Homework revisited: A year after Marion County School Superintendent Heidi Maier ended homework for students, the school board will consider a policy that allows elementary school teachers to assign it again. Maier and other administrators conceded last week in a workshop session that some homework is necessary. But they don’t want it to get excessive. “It needs to be meaningful and engaging,” says deputy superintendent Jonathan Grantham, not just busy work. Ocala Star-Banner.
Anti-test movement: The once vibrant movement to slow or eliminate high-stakes standardized testing as a tool for measuring student progress has slowed significantly, according to many in the field. “I think it is much quieter, whether that’s because (Every Student Succeeds Act) plans (are mostly approved) and federal law is not going to be opened up for awhile,” says Patricia Levesque, chief executive officer of Foundation for Excellence in Education, a think tank started by former Florida Gov. Jeb Bush. But she doesn’t think the debate is dead. “A lot of things are cyclical,” she says. “That’s just the way that policy is.” Many states are still tweaking details. Levesque’s group, for instance, is urging states to push testing to later in the school year. Education Week.

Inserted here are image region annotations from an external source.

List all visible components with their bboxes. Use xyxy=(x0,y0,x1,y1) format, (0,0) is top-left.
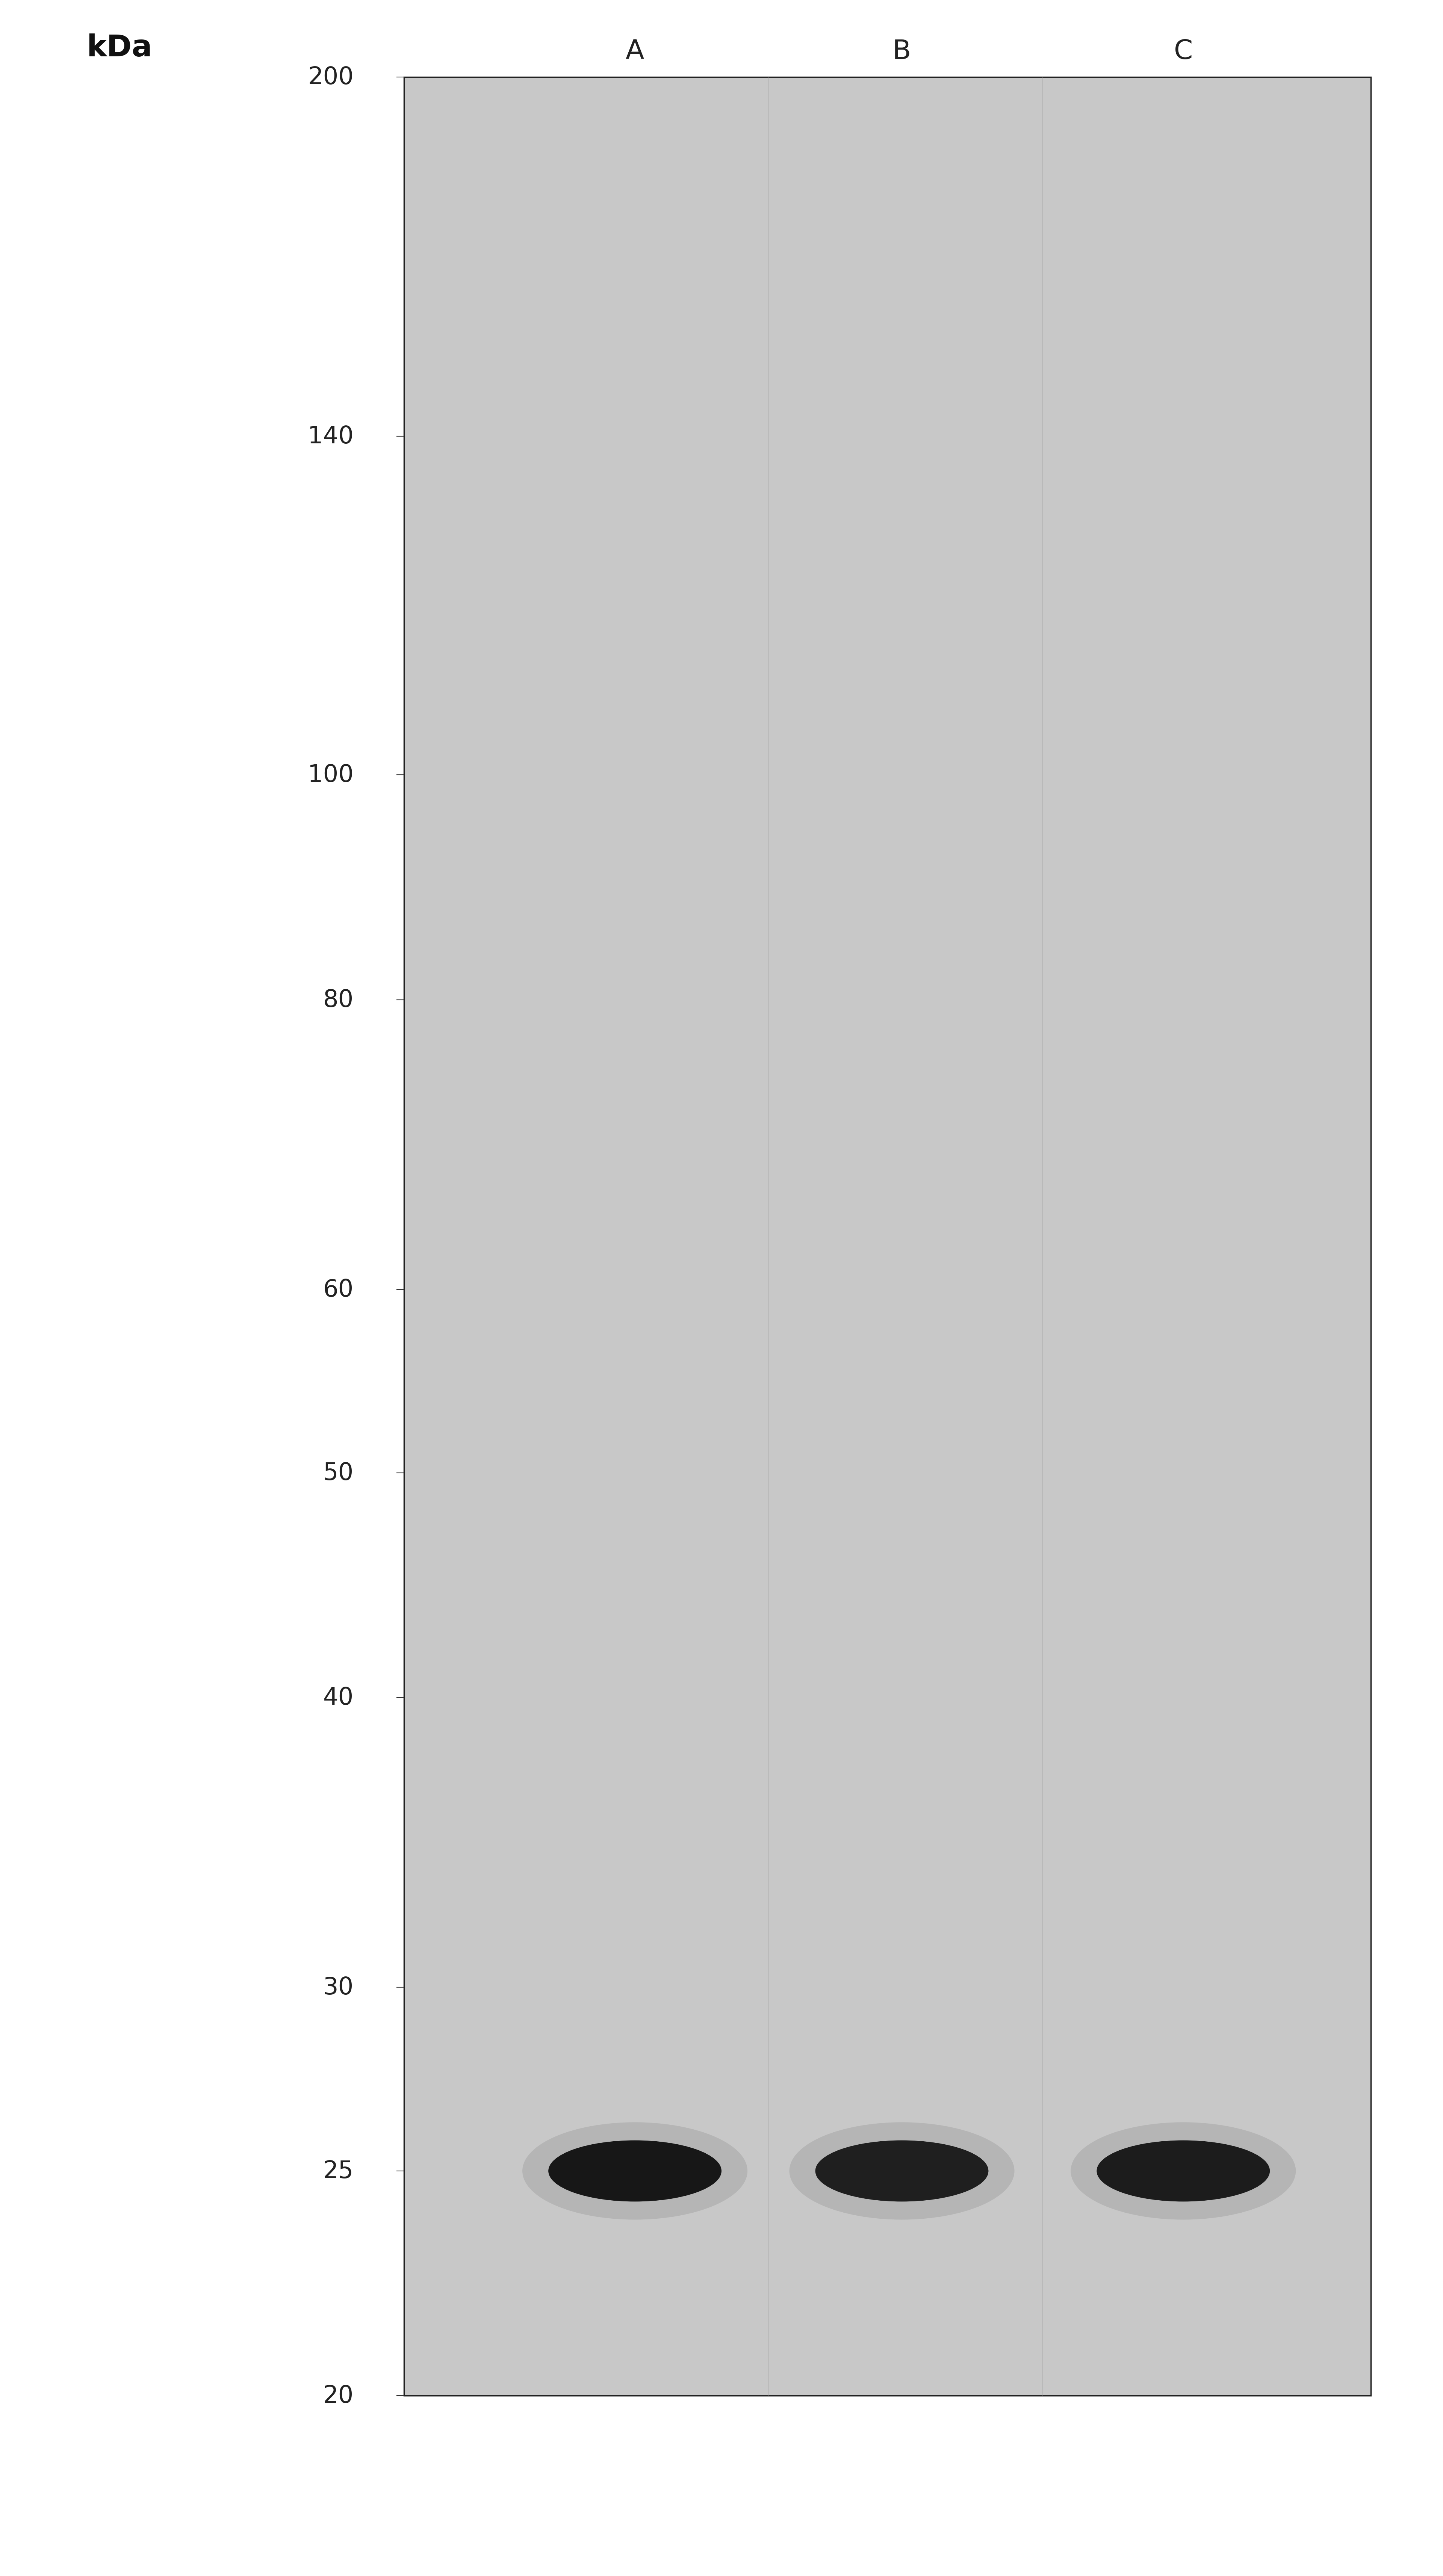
Text: B: B xyxy=(893,39,911,64)
Ellipse shape xyxy=(522,2123,747,2221)
Ellipse shape xyxy=(548,2141,722,2202)
Text: 200: 200 xyxy=(307,64,354,90)
Text: 30: 30 xyxy=(323,1976,354,1999)
Bar xyxy=(404,77,1371,2396)
Ellipse shape xyxy=(789,2123,1014,2221)
Text: 20: 20 xyxy=(323,2383,354,2409)
Text: A: A xyxy=(626,39,644,64)
Ellipse shape xyxy=(1097,2141,1270,2202)
Text: 50: 50 xyxy=(323,1461,354,1484)
Text: 25: 25 xyxy=(323,2159,354,2182)
Text: 140: 140 xyxy=(307,425,354,448)
Ellipse shape xyxy=(815,2141,988,2202)
Ellipse shape xyxy=(1071,2123,1296,2221)
Text: 100: 100 xyxy=(307,762,354,786)
Text: 40: 40 xyxy=(323,1687,354,1710)
Text: C: C xyxy=(1173,39,1193,64)
Text: 80: 80 xyxy=(323,989,354,1012)
Text: 60: 60 xyxy=(323,1278,354,1301)
Text: kDa: kDa xyxy=(87,33,153,62)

School security: Metal detectors will be used at Marjory Stoneman Douglas High School this fall, but the school district will no longer require students to have clear backpacks. Sun-Sentinel. The 20 new armed guardians for the Manatee County School District met Monday for their first day of training. More than 270 people applied for the jobs. The district chose armed guardians over sworn school resource officers because of the costs. “Let’s not rush to judgment right now,” says Pat Bartholomew, the director of safety and security for the district. “We had a very solid vetting process, a selection process, so let the training speak for itself.” Bradenton Herald.